MLOps has become an integral part of Data Science operations. It aims to ensure that experiments are reproducible and production is managed correctly.

Reproducibility

It is crucial to record the results of all experiments and house these results on a unified platform. This platform should contain our metrics and potentially our checkpoints. For this purpose, DataLab Group employs MLFlow as a tool to secure storage for all the metrics.

Continuous Integration

At DataLab Group, we have conducted experiments using KubeFlow to trigger trains from our CI. The resulting training leads to metrics stored in MLFlow. If the performance metrics are satisfactory, the new model is deployed.

Monitoring

A key aspect of MLOps is ensuring the consistent performance of our models. To achieve this, DataLab Group has established its own monitoring platform, called “MonIA”. Our platform uses several metrics to track the performances of our models in production and to alert the teams in case of detected anomalies, like detecting a drift in data or concepts for example.

Data Quality

The performance and precision of Machine Learning models are significantly impacted by the quality of the training data. It’s crucial to validate the quality with every new batch of data, during the training or prediction steps, to ensure steady performance.

In a fully industrial environment, these validations should be initiated automatically with each run, providing alerts if the data falls short of the necessary quality standards.
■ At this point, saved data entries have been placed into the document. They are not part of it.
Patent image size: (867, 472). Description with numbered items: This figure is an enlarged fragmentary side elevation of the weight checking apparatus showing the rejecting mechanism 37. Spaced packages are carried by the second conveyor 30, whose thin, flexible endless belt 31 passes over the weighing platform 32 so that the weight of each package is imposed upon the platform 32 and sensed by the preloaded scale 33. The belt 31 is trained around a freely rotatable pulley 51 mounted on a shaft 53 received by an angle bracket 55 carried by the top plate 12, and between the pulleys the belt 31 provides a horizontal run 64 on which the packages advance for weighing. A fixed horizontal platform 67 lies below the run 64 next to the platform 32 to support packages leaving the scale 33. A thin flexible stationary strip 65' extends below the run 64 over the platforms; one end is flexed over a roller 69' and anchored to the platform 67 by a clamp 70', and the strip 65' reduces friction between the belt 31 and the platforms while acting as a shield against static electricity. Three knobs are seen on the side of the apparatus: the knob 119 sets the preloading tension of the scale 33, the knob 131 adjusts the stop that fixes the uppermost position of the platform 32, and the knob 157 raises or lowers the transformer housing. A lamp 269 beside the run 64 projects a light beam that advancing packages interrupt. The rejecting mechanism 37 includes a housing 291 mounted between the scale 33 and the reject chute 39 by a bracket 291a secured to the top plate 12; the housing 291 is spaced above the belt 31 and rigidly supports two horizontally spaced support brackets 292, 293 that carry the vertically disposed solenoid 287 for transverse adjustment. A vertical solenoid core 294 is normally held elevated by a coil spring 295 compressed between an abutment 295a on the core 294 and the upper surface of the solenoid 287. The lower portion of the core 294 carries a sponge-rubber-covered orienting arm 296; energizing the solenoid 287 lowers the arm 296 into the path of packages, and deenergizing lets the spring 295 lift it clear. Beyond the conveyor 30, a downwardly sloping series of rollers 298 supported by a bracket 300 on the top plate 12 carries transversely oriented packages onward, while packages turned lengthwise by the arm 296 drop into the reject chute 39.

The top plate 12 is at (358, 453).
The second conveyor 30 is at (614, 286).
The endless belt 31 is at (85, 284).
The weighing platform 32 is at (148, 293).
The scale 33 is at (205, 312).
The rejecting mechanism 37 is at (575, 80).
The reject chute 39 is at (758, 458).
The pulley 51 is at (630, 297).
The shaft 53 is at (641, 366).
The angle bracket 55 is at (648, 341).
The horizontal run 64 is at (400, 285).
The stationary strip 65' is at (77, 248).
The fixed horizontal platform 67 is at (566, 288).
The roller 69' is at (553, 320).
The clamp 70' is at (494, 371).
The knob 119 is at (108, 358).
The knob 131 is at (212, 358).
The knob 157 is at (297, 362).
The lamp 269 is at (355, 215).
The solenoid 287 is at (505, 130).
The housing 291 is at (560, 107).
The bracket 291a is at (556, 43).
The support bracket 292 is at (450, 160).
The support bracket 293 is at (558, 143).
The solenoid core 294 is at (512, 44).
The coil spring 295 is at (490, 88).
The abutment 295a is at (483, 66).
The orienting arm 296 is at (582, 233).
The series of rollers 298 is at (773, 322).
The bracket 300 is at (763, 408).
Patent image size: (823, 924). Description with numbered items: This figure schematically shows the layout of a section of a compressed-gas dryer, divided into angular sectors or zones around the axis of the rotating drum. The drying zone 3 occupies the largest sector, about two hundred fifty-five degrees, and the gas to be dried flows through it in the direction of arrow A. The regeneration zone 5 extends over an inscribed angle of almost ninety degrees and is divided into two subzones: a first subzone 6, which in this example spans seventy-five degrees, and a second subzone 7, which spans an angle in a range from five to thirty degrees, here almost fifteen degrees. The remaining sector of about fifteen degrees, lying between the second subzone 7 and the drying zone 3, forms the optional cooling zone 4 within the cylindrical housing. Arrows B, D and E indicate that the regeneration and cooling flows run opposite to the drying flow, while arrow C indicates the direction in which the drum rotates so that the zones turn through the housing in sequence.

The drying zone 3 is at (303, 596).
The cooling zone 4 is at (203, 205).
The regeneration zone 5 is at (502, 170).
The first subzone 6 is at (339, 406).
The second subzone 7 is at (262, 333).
At Datalab, we’ve created a data validation tool called “Diagnos”. This tool, particularly designed for tabular data, is set up at the start of our ML pipelines. It guarantees that the data consistently fulfills quality standards and complies with the initial criteria.

Data Cataloging

Data Cataloging is a systematic approach to documenting data, creating an extensive inventory of a company’s data assets. It provides a structured, searchable resource that allows users to efficiently comprehend and locate the necessary data.

This practice helps us maintain a clear “project lineage”, allowing us to trace the data used at each project phase and how it was generated, without requiring code comprehension or technical documentation review. This is especially useful for non-coders. Also, this approach aids in the role transition process, ensuring seamless continuity.

Data Versioning

Data versioning is the practice of managing and recording changes in datasets over time.

This method is particularly crucial for ensuring reproducibility, especially during a project’s experimental phase, when numerous data iterations need to be explored before choosing the most efficient version for model training.

There are two primary strategies for data versioning. One strategy involves taking a comprehensive “snapshot” of the database, while the other strategy concentrates on tracking alterations or discrepancies between two versions.

At DataLab, we have studied and experimented several technologies to ensure a robust versioning process applicable to all the use cases we develop for our customers. We have also put in place guidelines and best practices do well document the process of data versioning.